Pierre Brodeur, cochairman of the Hay West campaign in Ottawa, says some 200 railway cars are needed to ship hay to western farmers desperate to feed their livestock.

“I’m sure I could fill another 200 railway cars because of the abundance of pledges coming in,” he insists. “That’s how the (hay) crop is and people are so generous. It’s overwhelming. The phone is ringing off the hook.”

Unfortunately, Brodeur says free transportation is the key to getting the support where it’s needed most. He plans to again approach CP and CN Rail, which together have already donated 187 cars. His hope is the Canadian rail giants will cough up more space.
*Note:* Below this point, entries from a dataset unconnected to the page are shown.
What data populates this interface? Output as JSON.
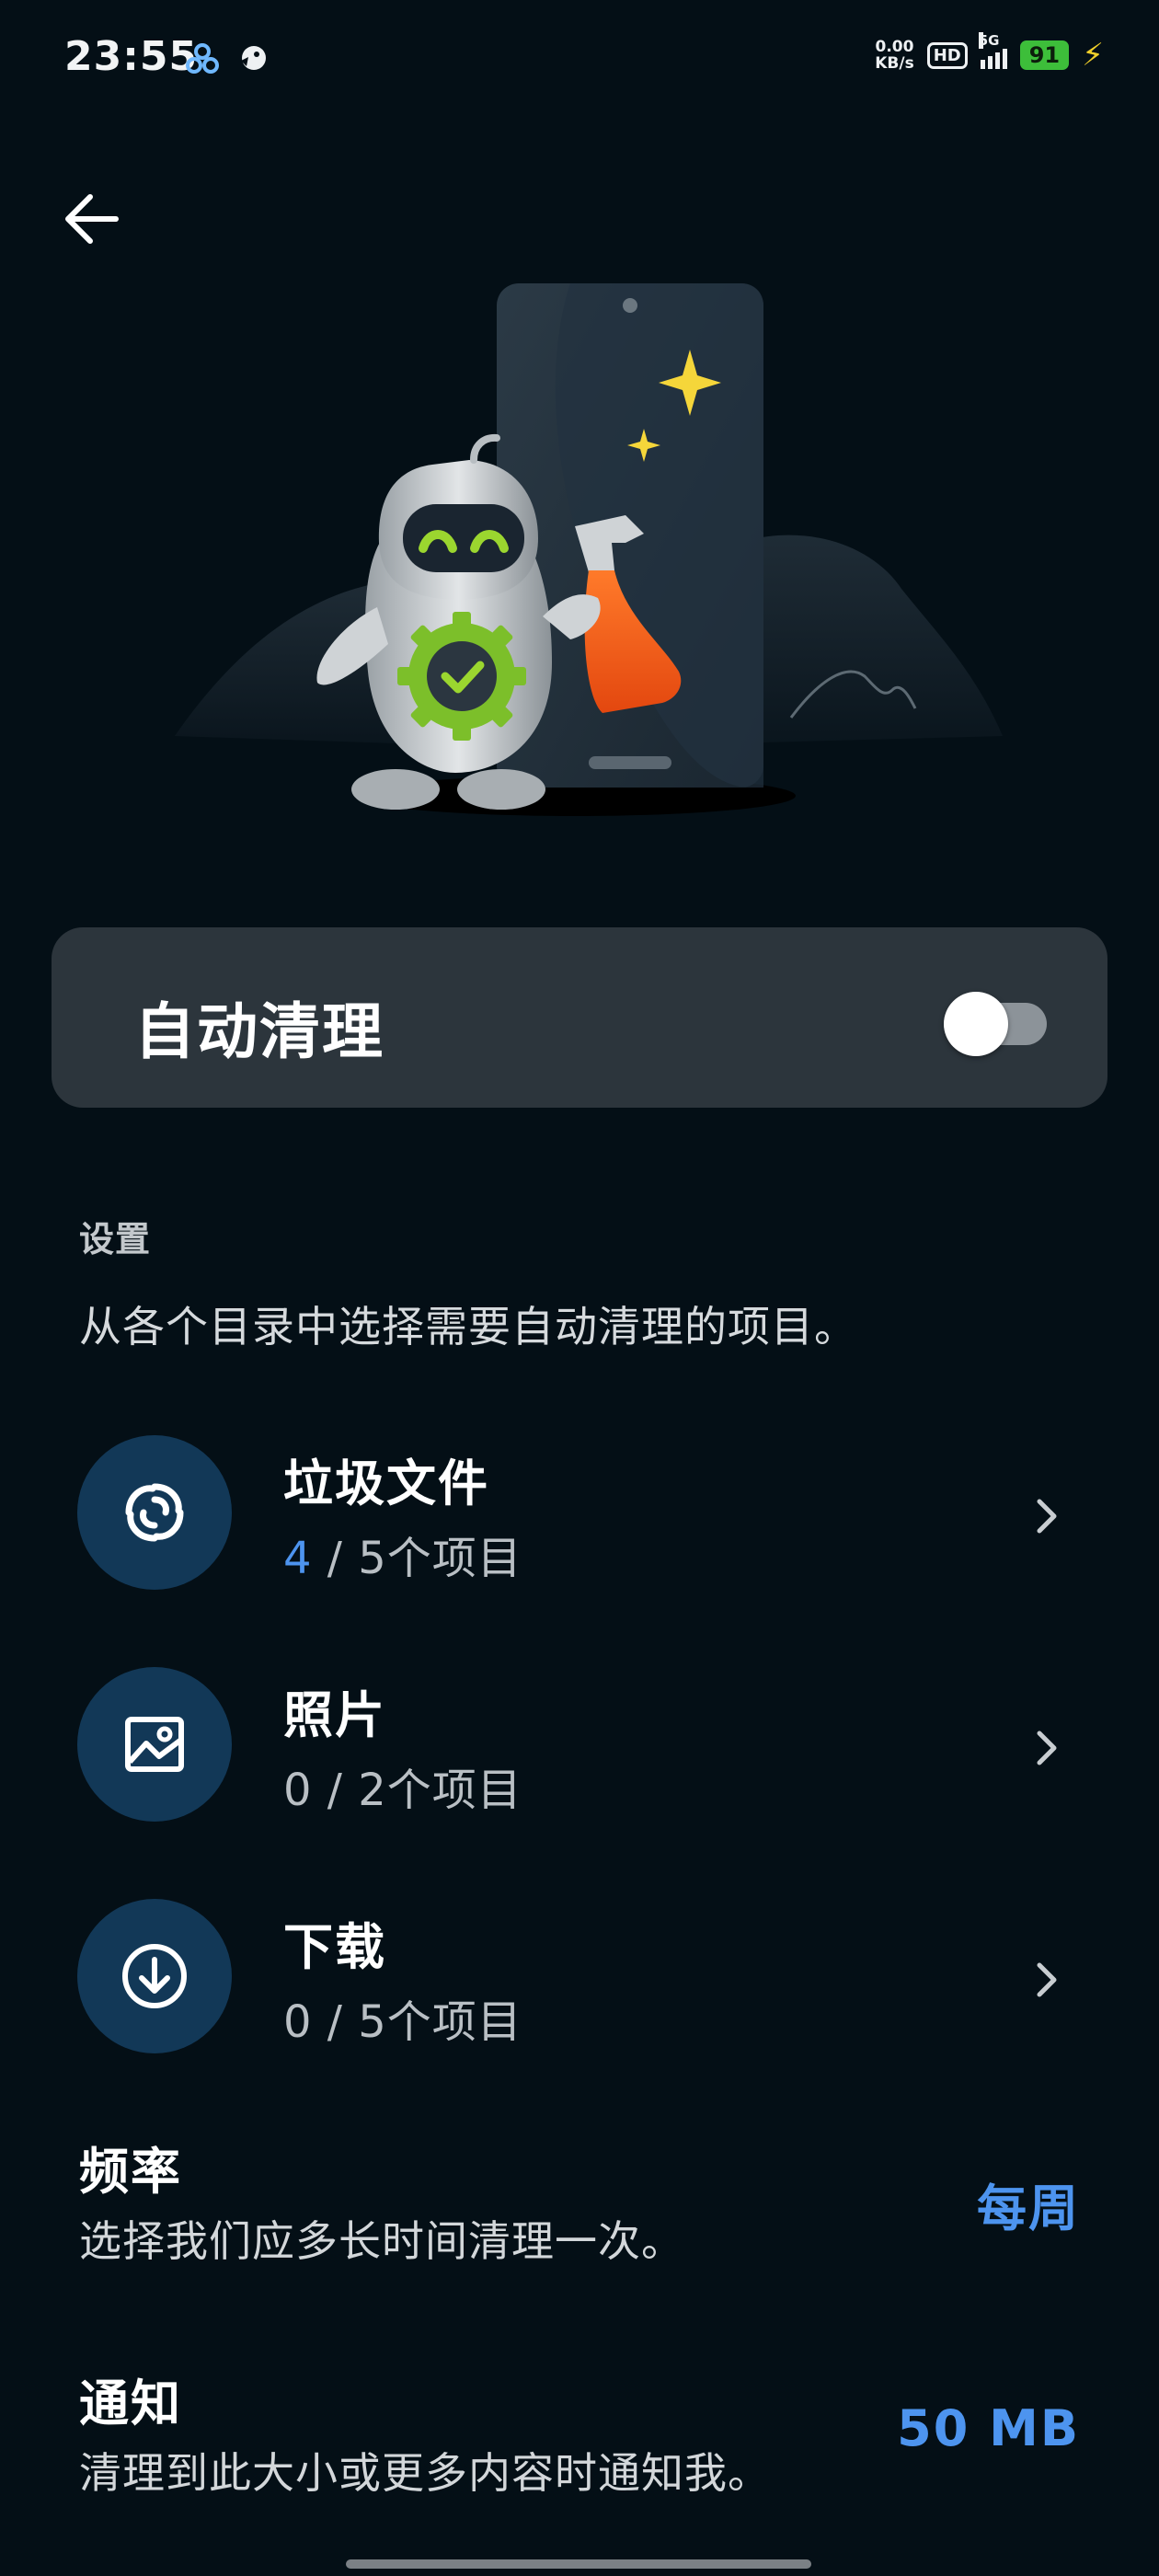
{
  "status_bar": {
    "time": "23:55",
    "net_speed_value": "0.00",
    "net_speed_unit": "KB/s",
    "hd_label": "HD",
    "signal_label": "5G",
    "battery": "91"
  },
  "header": {
    "back_icon": "arrow-left-icon"
  },
  "hero": {
    "illustration": "robot-cleaning-phone"
  },
  "auto_clean": {
    "label": "自动清理",
    "enabled": false
  },
  "settings": {
    "heading": "设置",
    "description": "从各个目录中选择需要自动清理的项目。"
  },
  "categories": [
    {
      "icon": "junk-swirl-icon",
      "title": "垃圾文件",
      "selected": "4",
      "sep": " / ",
      "total": "5个项目"
    },
    {
      "icon": "photo-icon",
      "title": "照片",
      "selected": "0",
      "sep": " / ",
      "total": "2个项目"
    },
    {
      "icon": "download-icon",
      "title": "下载",
      "selected": "0",
      "sep": " / ",
      "total": "5个项目"
    }
  ],
  "frequency": {
    "title": "频率",
    "description": "选择我们应多长时间清理一次。",
    "value": "每周"
  },
  "notification": {
    "title": "通知",
    "description": "清理到此大小或更多内容时通知我。",
    "value": "50 MB"
  },
  "colors": {
    "background": "#040f16",
    "card": "#2c353c",
    "accent": "#4d94ef",
    "icon_circle": "#123857"
  }
}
“As we ask for more cars, we sense more resistance,” says Brodeur. “We felt more resistance for the last 100 cars. But the railway companies have been extremely co-operative up to now.”

Brodeur says CN has donated 50 cars: 20 have been assigned to two centres in Ontario, 15 to two centres in Quebec, 10 for New Brunswick and P.E.I., and five for Nova Scotia.

“The people in Belleville, Ont., were assigned 10 cars and they’re all disappointed because they could have filled 30, they say,” he says, for example.

Hay bales stacked at P.E.I. farms should be on their way to drought-stricken farms in Alberta and Saskatchewan as early as next week.

“There’s still some logistics to put together, but the response has been overwhelming in terms of people wanting to move hay, wanting to donate hay,” says Malpeque MP Wayne Easter.

Brodeur said the first 87 cars donated by the railroads have already shipped hay to the West or are currently en route.